QUESTION #6:  Specifically, what state expenditures are unnecessary and/or could be used to “pay for” those things that property taxes now fund? 

ANSWER:  Before we identify specific expenditures that could or should be curtailed we would like to suggest the real question is how much of what we earn should be taken by government and when taken how it should be prioritized.  Every family is required to prioritize how it spends the income it has.  Individuals and families live on a budget.  When they have limited funds they prioritize where the funds are spent, in short they live within their budget.  The problem with government is that unlike the family/income earner government gets its revenue by taking it from those of us who earn it, government does not earn anything – it takes.  When the “taking” is used for basic services the taxpayer gets his/her money’s worth.  However when the money that government takes is used for things that do not provide a general benefit expenditures for those things are suspect.  When government uses the money it takes to provide benefits to those that the average taxpayer does not have, cannot get or cannot afford there is a genuine question as to the legitimacy of the level of taxation.

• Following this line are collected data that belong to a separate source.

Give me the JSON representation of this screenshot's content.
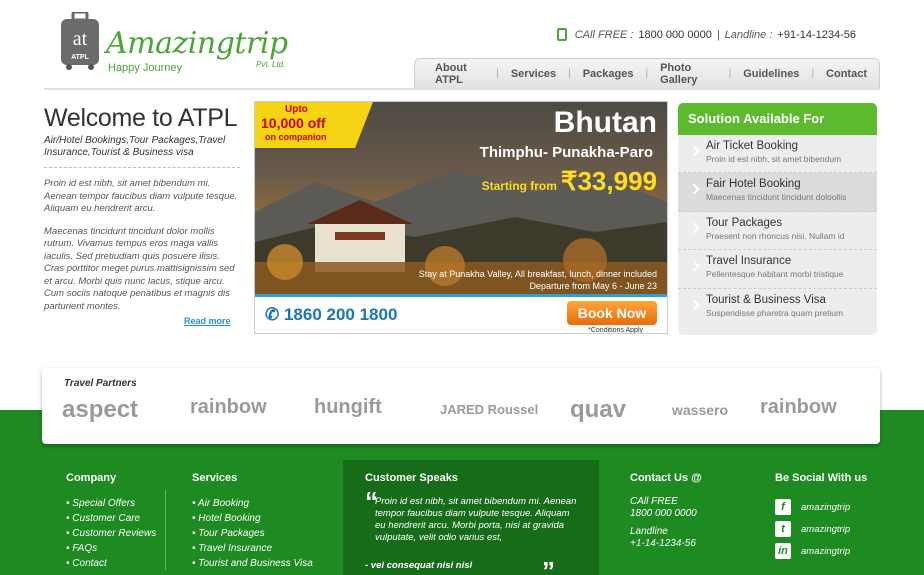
{
  "header": {
    "brand": "Amazingtrip",
    "logo_initials": "at",
    "logo_sub": "ATPL",
    "tagline": "Happy Journey",
    "pvt": "Pvt. Ltd.",
    "call_label": "CAll FREE :",
    "call_number": "1800 000 0000",
    "landline_label": "Landline :",
    "landline_number": "+91-14-1234-56"
  },
  "nav": [
    "About ATPL",
    "Services",
    "Packages",
    "Photo Gallery",
    "Guidelines",
    "Contact"
  ],
  "welcome": {
    "title": "Welcome to ATPL",
    "subtitle": "Air/Hotel Bookings,Tour Packages,Travel Insurance,Tourist & Business visa",
    "para1": "Proin id est nibh, sit amet bibendum mi. Aenean tempor faucibus diam vulpute tesque. Aliquam eu hendrerit arcu.",
    "para2": "Maecenas tincidunt tincidunt dolor mollis rutrum. Vivamus tempus eros maga vallis iaculis. Sed pretiudiam quis posuere ilisis. Cras porttitor meget purus mattisignissim sed et arcu. Morbi quis nunc lacus, stique arcu. Cum sociis natoque penatibus et magnis dis parturient montes.",
    "read_more": "Read more"
  },
  "banner": {
    "promo_upto": "Upto",
    "promo_amount": "10,000 off",
    "promo_on": "on companion",
    "destination": "Bhutan",
    "route": "Thimphu- Punakha-Paro",
    "starting_label": "Starting from",
    "price": "₹33,999",
    "stay": "Stay at Punakha Valley, All breakfast, lunch, dinner included",
    "departure": "Departure from  May 6 - June 23",
    "phone": "1860 200 1800",
    "book_label": "Book Now",
    "conditions": "*Conditions Apply"
  },
  "solutions": {
    "title": "Solution Available For",
    "items": [
      {
        "title": "Air Ticket Booking",
        "desc": "Proin id est nibh, sit amet bibendum"
      },
      {
        "title": "Fair Hotel Booking",
        "desc": "Maecenas tincidunt tincidunt doloollis"
      },
      {
        "title": "Tour Packages",
        "desc": "Praesent non rhoncus nisi. Nullam id"
      },
      {
        "title": "Travel Insurance",
        "desc": "Pellentesque habitant morbi tristique"
      },
      {
        "title": "Tourist & Business Visa",
        "desc": "Suspendisse pharetra quam pretium"
      }
    ]
  },
  "partners": {
    "title": "Travel Partners",
    "logos": [
      "aspect",
      "rainbow",
      "hungift",
      "JARED Roussel",
      "quav",
      "wassero",
      "rainbow"
    ]
  },
  "footer": {
    "company": {
      "title": "Company",
      "items": [
        "Special Offers",
        "Customer Care",
        "Customer Reviews",
        "FAQs",
        "Contact"
      ]
    },
    "services": {
      "title": "Services",
      "items": [
        "Air Booking",
        "Hotel Booking",
        "Tour Packages",
        "Travel  Insurance",
        "Tourist and Business Visa"
      ]
    },
    "customer": {
      "title": "Customer Speaks",
      "quote": "Proin id est nibh, sit amet bibendum mi. Aenean tempor faucibus diam vulpute tesque. Aliquam eu hendrerit arcu. Morbi porta, nisi at gravida vulputate, velit odio varius est,",
      "by": "- vel consequat nisi nisl"
    },
    "contact": {
      "title": "Contact Us @",
      "call_label": "CAll FREE",
      "call_number": "1800 000 0000",
      "landline_label": "Landline",
      "landline_number": "+1-14-1234-56"
    },
    "social": {
      "title": "Be Social With us",
      "items": [
        "amazingtrip",
        "amazingtrip",
        "amazingtrip"
      ]
    }
  }
}
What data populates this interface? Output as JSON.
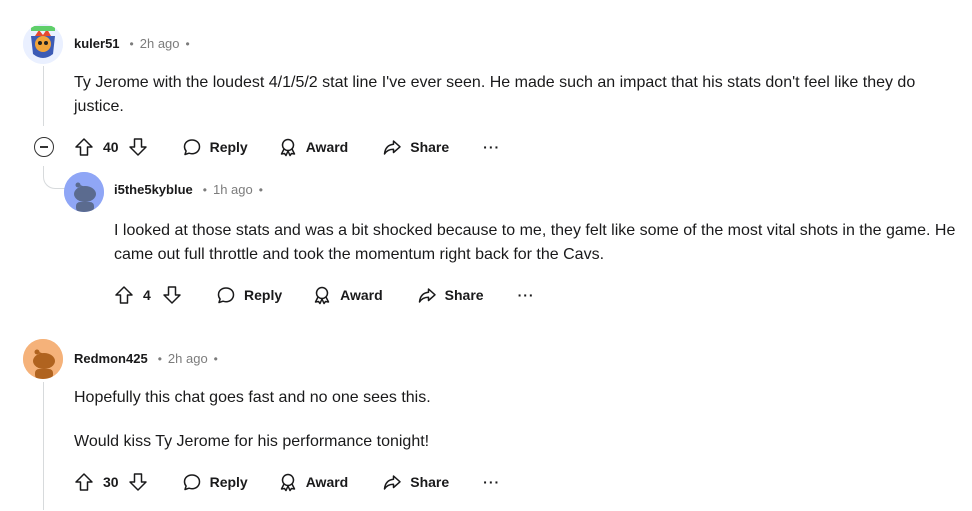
{
  "comments": [
    {
      "author": "kuler51",
      "time": "2h ago",
      "body": [
        "Ty Jerome with the loudest 4/1/5/2 stat line I've ever seen. He made such an impact that his stats don't feel like they do justice."
      ],
      "votes": "40",
      "avatar_badge": "Finish-a-robot"
    },
    {
      "author": "i5the5kyblue",
      "time": "1h ago",
      "body": [
        "I looked at those stats and was a bit shocked because to me, they felt like some of the most vital shots in the game. He came out full throttle and took the momentum right back for the Cavs."
      ],
      "votes": "4"
    },
    {
      "author": "Redmon425",
      "time": "2h ago",
      "body": [
        "Hopefully this chat goes fast and no one sees this.",
        "Would kiss Ty Jerome for his performance tonight!"
      ],
      "votes": "30"
    }
  ],
  "labels": {
    "reply": "Reply",
    "award": "Award",
    "share": "Share",
    "more": "···",
    "separator": "•"
  },
  "colors": {
    "default_avatar_blue": "#8fa6f6",
    "default_avatar_orange": "#f5b27a",
    "thread_line": "#d7dadc"
  }
}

It is our belief that – We do not elect our representatives to decide how much of what we earn we get to keep; rather we elect them to prioritize spending the precious dollars we choose to entrust to them.  The following expenditures are questionable and should be carefully reviewed to see if they are a proper use of our precious tax dollars.  We need to remember that every dollar that government spends is a dollar that the taxpayer who earned it is unable to spend as he/she sees fit.

• North Dakota taxpayers are providing approximately $190,000,000 each year to subsidize the college educations of more than 18,000 non-resident students in our state colleges and universities.  The parents of these students have not lived in North Dakota and do not pay North Dakota taxes.  While it may be nice to pay for someone else’s education is it appropriate to require North Dakota families to do with less so the families of non-resident students have more?  In fall of 1996 the non-resident students made up 31.9% of our college and university population.  In the fall of 2008 that percent had climbed to 40.4% and increase of 26.6% (AE) [Note: these are headcount figures – not FTE’s].

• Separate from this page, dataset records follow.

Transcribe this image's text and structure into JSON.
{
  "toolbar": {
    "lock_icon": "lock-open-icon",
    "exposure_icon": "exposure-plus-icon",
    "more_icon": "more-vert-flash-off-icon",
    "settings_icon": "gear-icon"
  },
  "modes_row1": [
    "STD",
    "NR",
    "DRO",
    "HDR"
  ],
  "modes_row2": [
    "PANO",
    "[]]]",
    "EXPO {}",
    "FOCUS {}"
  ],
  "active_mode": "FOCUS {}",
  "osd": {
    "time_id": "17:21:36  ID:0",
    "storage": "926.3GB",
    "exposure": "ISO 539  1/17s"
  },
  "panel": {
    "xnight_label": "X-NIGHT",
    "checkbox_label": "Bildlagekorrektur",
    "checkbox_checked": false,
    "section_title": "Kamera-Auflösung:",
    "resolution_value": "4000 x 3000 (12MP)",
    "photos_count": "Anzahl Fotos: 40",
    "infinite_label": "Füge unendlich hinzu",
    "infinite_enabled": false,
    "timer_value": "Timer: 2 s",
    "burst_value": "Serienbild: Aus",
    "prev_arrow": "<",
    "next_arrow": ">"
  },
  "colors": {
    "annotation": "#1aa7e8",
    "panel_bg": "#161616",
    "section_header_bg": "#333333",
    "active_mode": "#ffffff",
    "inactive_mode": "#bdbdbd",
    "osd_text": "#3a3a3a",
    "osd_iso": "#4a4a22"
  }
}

• North Dakota state employees have their health care benefits funded 100% by North Dakota families.  This costs North Dakota families approximately $110,000,000 every year.  Few of North Dakota’s taxpayers have their health care benefits funded 100%.  Most are fortunate if their health care benefits are funded 50%.  More than 11,000 state employees receive an annual health care benefit of $9,911.64.  This is an increase of 25 ½% increase over their 2007-09 health care benefit.  It is interesting to note that this benefit amount is given to individuals, couples and families!  (AD) State employees are not under paid; in fact several studies have shown that state employees are, in fact, paid at a rate higher than their private sector counterparts (AF).  The question isn’t whether or not it is good or bad to fund state employee’s health care costs 100%.  The question is whether or not it is fair that private sector taxpayers’ and their families should be required to provide to state employees a salary and benefit package they are unable to have.  We believe state employees are entitled to be paid market rates for what they do and that they should receive appropriate benefits similar to what those in the private sector.  The appropriateness of this inequity needs to be carefully examined.

QUESTION #7:  If enacted will this prohibit “special assessments” on real property?

ANSWER:  No.  Special assessments are not prohibited.  What is prohibited is the use of property taxes to fund general revenues/spending.  Special assessments are impositions on specific properties for a specific purpose.  The imposition of the special assessment is voted on by those who will be benefiting from the assessment.